GhostUMAP: Measuring Pointwise Instability in Dimensionality Reduction

Myeongwon Jung - Sungkyunkwan University, Suwon, Korea, Republic of

Takanori Fujiwara - Linköping University, Norrköping, Sweden

Jaemin Jo - Sungkyunkwan University, Suwon, Korea, Republic of

Screen-reader Accessible PDF

Room: Bayshore VI

2024-10-16T13:24:00ZGMT-0600Change your timezone on the schedule page
2024-10-16T13:24:00Z
Exemplar figure, described by caption below
Each projection is part of a GhostUMAP projection generated for the CIFAR-10 dataset. Case (A) depicts the trajectories of a stable point where the original projection (blue cross) and its ghosts (blue triangles) are projected to a consistent location. In contrast, Case (B) shows the trajectories of an unstable point. The trajectories diverge, implying instability in the final projection of the point (orange cross).
Fast forward
Full Video
Keywords

Dimensionality Reduction

Abstract

Although many dimensionality reduction (DR) techniques employ stochastic methods for computational efficiency, such as negative sampling or stochastic gradient descent, their impact on the projection has been underexplored.
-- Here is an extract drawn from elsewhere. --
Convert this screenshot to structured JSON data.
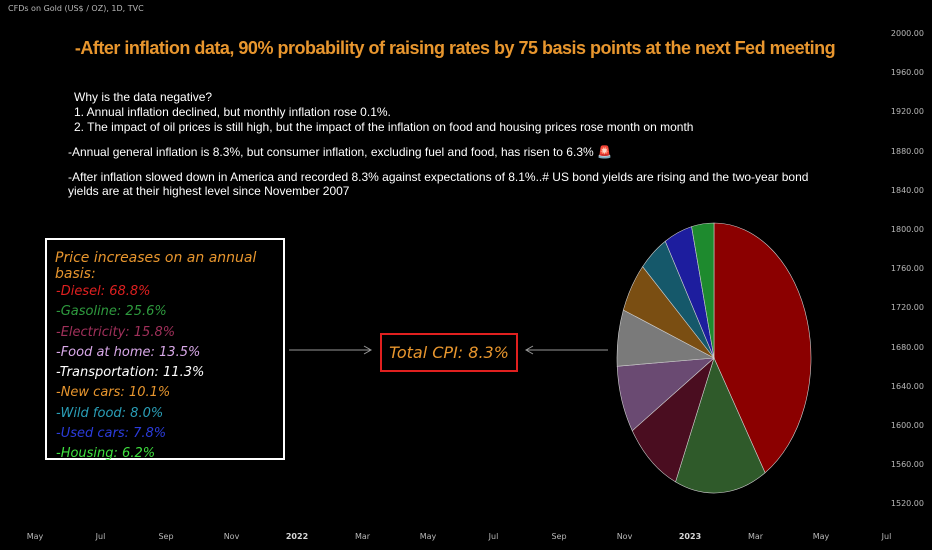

In this work, we investigate how such stochasticity affects the stability of projections and present a novel DR technique, GhostUMAP, to measure the pointwise instability of projections. Our idea is to introduce clones of data points, “ghosts”, into UMAP’s layout optimization process. Ghosts are designed to be completely passive: they do not affect any others but are influenced by attractive and repulsive forces from the original data points. After a single optimization run, GhostUMAP can capture the projection instability of data points by measuring the variance with the projected positions of their ghosts. We also present a successive halving technique to reduce the computation of GhostUMAP. Our results suggest that GhostUMAP can reveal unstable data points with a reasonable computational overhead.